Le moral des troupes est au plus bas


Opération Sentinelle: Nos soldats n’en peuvent plus !
Soldat de l'Opération Sentinelle, Levallois-Perret, août 2017. Sipa. Numéro de reportage : AP22088304_000003.

Survenant en pleine crise des armées, l’attentat perpétré à la voiture-bélier contre six militaires français par un Algérien de 36 ans, le 9 août 2017 à Levallois-Perret, constituera-t-il la goutte d’eau qui fait déborder le vase ? Avec l’effarante réduction budgétaire décidée en juillet, nos guerriers viennent en effet d’encaisser une autre bonne nouvelle : leurs conditions vont encore de se détériorer.


Article publié le 11 août à 16h19

Épuisement, vétusté du matériel et des casernes, manque de sommeil, dortoirs immondes, horaires harassants, dos cassés, congés supprimés, surendettement des familles dû au fait que leurs salaires ne sont pas versés à temps (le logiciel est défectueux) : la colère affleure parmi les soldats du rang et les sous-officiers, qui sont aussi les plus sollicités dans le cadre de l’opération Sentinelle. Mais peu importe, puisqu’ils se taisent. Dans ce contexte, beaucoup n’ont guère apprécié qu’il ait en outre fallu plus de 12 heures au nouveau chef suprême des armées pour exprimer, via Twitter, son soutien à leurs camarades blessés.

Emmanuel Macron n’a d’ailleurs pas jugé utile de se porter lui-même à leur chevet, laissant ce soin à deux de ses ministres. Plus qu’à espérer que le suspect ne soit pas déclaré irresponsable pour « troubles psychiques », à l’instar de l’individu qui, le 25 mai 2013, avait frappé à l’arme blanche un jeune militaire patrouillant dans le quartier de la Défense, à Paris.

Attaqués par les djihadistes, poignardés par l’Etat

On se souvient pourtant, au lendemain de l’élection du président Macron, de sa jolie parade sur les Champs-Elysées suivie d’une visite surprise dans un hôpital militaire. Ou comment surinvestir la fonction régalienne de chef des Armées sur un plan purement symbolique quand, dans la réalité, le costume se révèle à l’évidence trop grand pour lui. Car la com’ ne suffit pas à faire une politique. Attaqués de face par les islamistes, nos soldats ont désormais le sentiment d’être poignardés dans le dos par l’Etat. La dernière séquence en date, entre la démission fracassante du chef d’état-major le 19 juillet et l’attaque du 9 août, est emblématique à cet égard.

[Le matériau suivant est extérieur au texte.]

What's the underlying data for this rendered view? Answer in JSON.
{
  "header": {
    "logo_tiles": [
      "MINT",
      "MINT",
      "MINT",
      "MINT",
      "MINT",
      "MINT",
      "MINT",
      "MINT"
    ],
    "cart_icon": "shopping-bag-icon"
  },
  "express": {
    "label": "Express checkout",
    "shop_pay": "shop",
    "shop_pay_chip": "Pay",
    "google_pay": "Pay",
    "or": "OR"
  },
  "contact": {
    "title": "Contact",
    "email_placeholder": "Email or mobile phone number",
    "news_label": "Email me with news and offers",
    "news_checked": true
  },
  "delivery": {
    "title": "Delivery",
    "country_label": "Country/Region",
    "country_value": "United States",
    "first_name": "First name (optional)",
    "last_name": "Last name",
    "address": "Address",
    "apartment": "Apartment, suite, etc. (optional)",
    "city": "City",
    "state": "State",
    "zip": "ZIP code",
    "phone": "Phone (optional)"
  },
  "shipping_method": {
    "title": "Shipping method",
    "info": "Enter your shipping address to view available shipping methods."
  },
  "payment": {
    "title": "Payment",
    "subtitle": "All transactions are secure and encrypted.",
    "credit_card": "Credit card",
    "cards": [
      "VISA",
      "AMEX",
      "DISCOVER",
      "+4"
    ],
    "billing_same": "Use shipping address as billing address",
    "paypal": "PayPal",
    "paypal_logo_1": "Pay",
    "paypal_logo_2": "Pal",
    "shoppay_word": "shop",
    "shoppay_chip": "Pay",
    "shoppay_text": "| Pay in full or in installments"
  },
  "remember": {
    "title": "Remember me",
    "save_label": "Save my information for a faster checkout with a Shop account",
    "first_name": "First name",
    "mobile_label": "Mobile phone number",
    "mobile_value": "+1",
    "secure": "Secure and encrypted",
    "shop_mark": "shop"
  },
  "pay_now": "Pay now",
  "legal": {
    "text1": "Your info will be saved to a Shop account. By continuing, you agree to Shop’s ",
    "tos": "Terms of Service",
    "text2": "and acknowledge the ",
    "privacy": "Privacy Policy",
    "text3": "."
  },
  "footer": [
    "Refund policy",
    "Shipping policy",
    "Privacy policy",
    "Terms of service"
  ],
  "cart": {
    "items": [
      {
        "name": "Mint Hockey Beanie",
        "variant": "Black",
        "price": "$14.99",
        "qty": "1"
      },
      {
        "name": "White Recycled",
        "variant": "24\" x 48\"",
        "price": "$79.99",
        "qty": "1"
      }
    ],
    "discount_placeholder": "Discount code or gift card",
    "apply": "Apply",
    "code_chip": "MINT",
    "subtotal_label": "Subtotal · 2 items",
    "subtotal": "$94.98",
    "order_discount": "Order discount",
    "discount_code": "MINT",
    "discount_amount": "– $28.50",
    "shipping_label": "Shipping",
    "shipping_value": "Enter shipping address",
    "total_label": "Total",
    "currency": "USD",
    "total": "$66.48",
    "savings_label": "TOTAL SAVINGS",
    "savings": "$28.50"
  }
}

Reprenons. Que fait un pays en guerre, version française ?

Dans le cas d’une armée en surchauffe et en souffrance depuis deux ans, sous-financée depuis deux décennies, la première des priorités consistera donc à décréter une coupe sombre d’1 milliard d’euros. Très pertinent, surtout quand 20 000 radicalisés fichés « S » se promènent en toute liberté sur le territoire et que 300 tueurs de l’Etat islamique sont tranquillement rentrés à la maison depuis la Syrie. Mais qu’on se rassure : le ministre de l’Intérieur nous apprenait, le jour même de l’attaque, que certains avaient été « placés sous contrôle judiciaire ». Autant dire : rien. Est-ce une blague ?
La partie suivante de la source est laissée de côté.